Dynamic Resolution Network
- URL: http://arxiv.org/abs/2106.02898v1
- Date: Sat, 5 Jun 2021 13:48:33 GMT
- Title: Dynamic Resolution Network
- Authors: Mingjian Zhu, Kai Han, Enhua Wu, Qiulin Zhang, Ying Nie, Zhenzhong
Lan, Yunhe Wang
- Abstract summary: The redundancy on the input resolution of modern CNNs has not been fully investigated.
We propose a novel dynamic-resolution network (DRNet) in which the resolution is determined dynamically based on each input sample.
DRNet achieves similar performance with an about 34% reduction, while gains 1.4% accuracy increase with 10% reduction compared to the original ResNet-50 on ImageNet.
- Score: 40.64164953983429
- License: http://arxiv.org/licenses/nonexclusive-distrib/1.0/
- Abstract: Deep convolutional neural networks (CNNs) are often of sophisticated design
with numerous convolutional layers and learnable parameters for the accuracy
reason.
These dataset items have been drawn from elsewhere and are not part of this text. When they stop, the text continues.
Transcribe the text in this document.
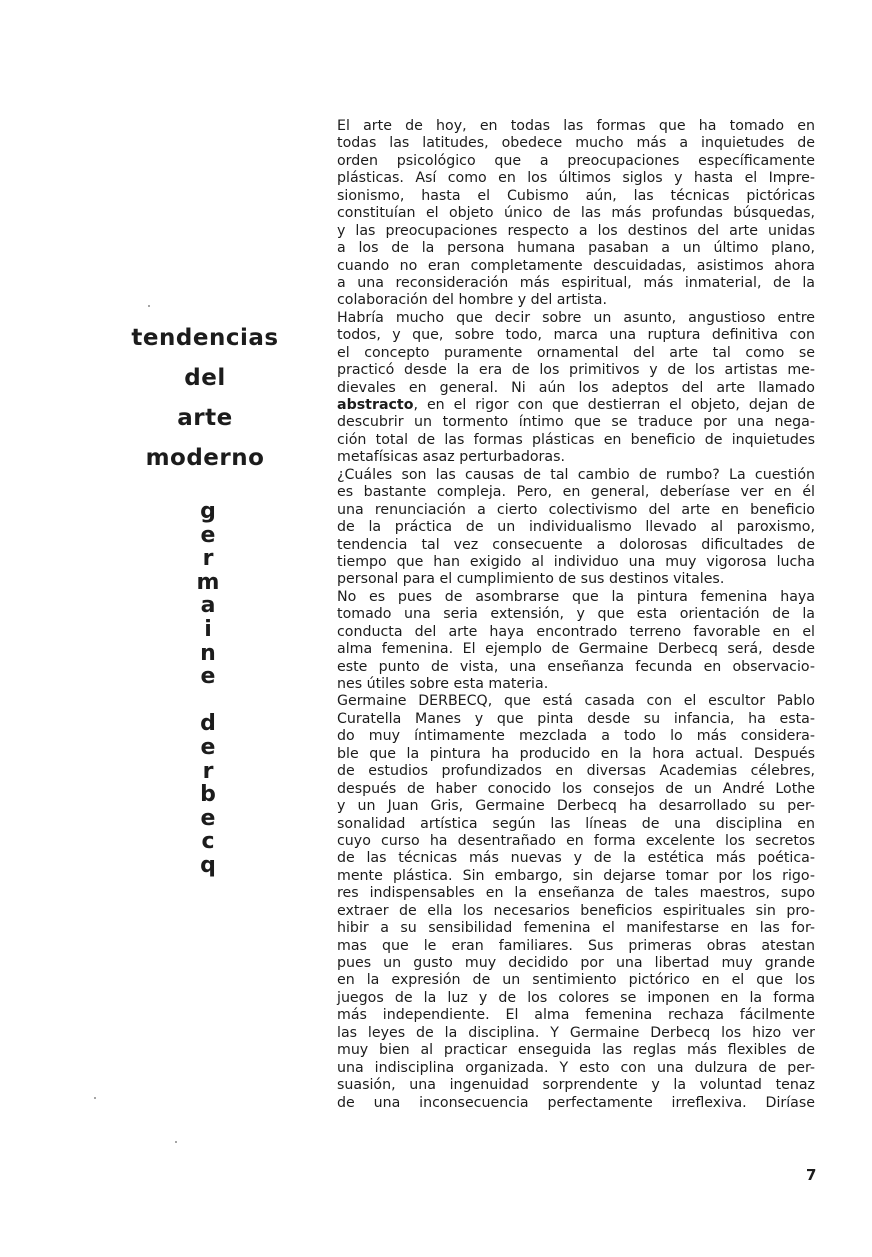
tendencias
del
arte
moderno
g
e
r
m
a
i
n
e
d
e
r
b
e
c
q
El arte de hoy, en todas las formas que ha tomado en
todas las latitudes, obedece mucho más a inquietudes de
orden psicológico que a preocupaciones específicamente
plásticas. Así como en los últimos siglos y hasta el Impre-
sionismo, hasta el Cubismo aún, las técnicas pictóricas
constituían el objeto único de las más profundas búsquedas,
y las preocupaciones respecto a los destinos del arte unidas
a los de la persona humana pasaban a un último plano,
cuando no eran completamente descuidadas, asistimos ahora
a una reconsideración más espiritual, más inmaterial, de la
colaboración del hombre y del artista.
Habría mucho que decir sobre un asunto, angustioso entre
todos, y que, sobre todo, marca una ruptura definitiva con
el concepto puramente ornamental del arte tal como se
practicó desde la era de los primitivos y de los artistas me-
dievales en general. Ni aún los adeptos del arte llamado
abstracto, en el rigor con que destierran el objeto, dejan de
descubrir un tormento íntimo que se traduce por una nega-
ción total de las formas plásticas en beneficio de inquietudes
metafísicas asaz perturbadoras.
¿Cuáles son las causas de tal cambio de rumbo? La cuestión
es bastante compleja. Pero, en general, deberíase ver en él
una renunciación a cierto colectivismo del arte en beneficio
de la práctica de un individualismo llevado al paroxismo,
tendencia tal vez consecuente a dolorosas dificultades de
tiempo que han exigido al individuo una muy vigorosa lucha
personal para el cumplimiento de sus destinos vitales.
No es pues de asombrarse que la pintura femenina haya
tomado una seria extensión, y que esta orientación de la
conducta del arte haya encontrado terreno favorable en el
alma femenina. El ejemplo de Germaine Derbecq será, desde
este punto de vista, una enseñanza fecunda en observacio-
nes útiles sobre esta materia.
Germaine DERBECQ, que está casada con el escultor Pablo
Curatella Manes y que pinta desde su infancia, ha esta-
do muy íntimamente mezclada a todo lo más considera-
ble que la pintura ha producido en la hora actual. Después
de estudios profundizados en diversas Academias célebres,
después de haber conocido los consejos de un André Lothe
y un Juan Gris, Germaine Derbecq ha desarrollado su per-
sonalidad artística según las líneas de una disciplina en
cuyo curso ha desentrañado en forma excelente los secretos
de las técnicas más nuevas y de la estética más poética-
mente plástica. Sin embargo, sin dejarse tomar por los rigo-
res indispensables en la enseñanza de tales maestros, supo
extraer de ella los necesarios beneficios espirituales sin pro-
hibir a su sensibilidad femenina el manifestarse en las for-
mas que le eran familiares. Sus primeras obras atestan
pues un gusto muy decidido por una libertad muy grande
en la expresión de un sentimiento pictórico en el que los
juegos de la luz y de los colores se imponen en la forma
más independiente. El alma femenina rechaza fácilmente
las leyes de la disciplina. Y Germaine Derbecq los hizo ver
muy bien al practicar enseguida las reglas más flexibles de
una indisciplina organizada. Y esto con una dulzura de per-
suasión, una ingenuidad sorprendente y la voluntad tenaz
de una inconsecuencia perfectamente irreflexiva. Diríase
7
To alleviate the expensive costs of deploying them on mobile devices,
recent works have made huge efforts for excavating redundancy in pre-defined
architectures. Nevertheless, the redundancy on the input resolution of modern
CNNs has not been fully investigated, i.e., the resolution of input image is
fixed. In this paper, we observe that the smallest resolution for accurately
predicting the given image is different using the same neural network. To this
end, we propose a novel dynamic-resolution network (DRNet) in which the
resolution is determined dynamically based on each input sample. Thus, a
resolution predictor with negligible computational costs is explored and
optimized jointly with the desired network. In practice, the predictor learns
the smallest resolution that can retain and even exceed the original
recognition accuracy for each image. During the inference, each input image
will be resized to its predicted resolution for minimizing the overall
computation burden. We then conduct extensive experiments on several benchmark
networks and datasets. The results show that our DRNet can be embedded in any
off-the-shelf network architecture to obtain a considerable reduction in
computational complexity. For instance, DRNet achieves similar performance with
an about 34% computation reduction, while gains 1.4% accuracy increase with 10%
computation reduction compared to the original ResNet-50 on ImageNet.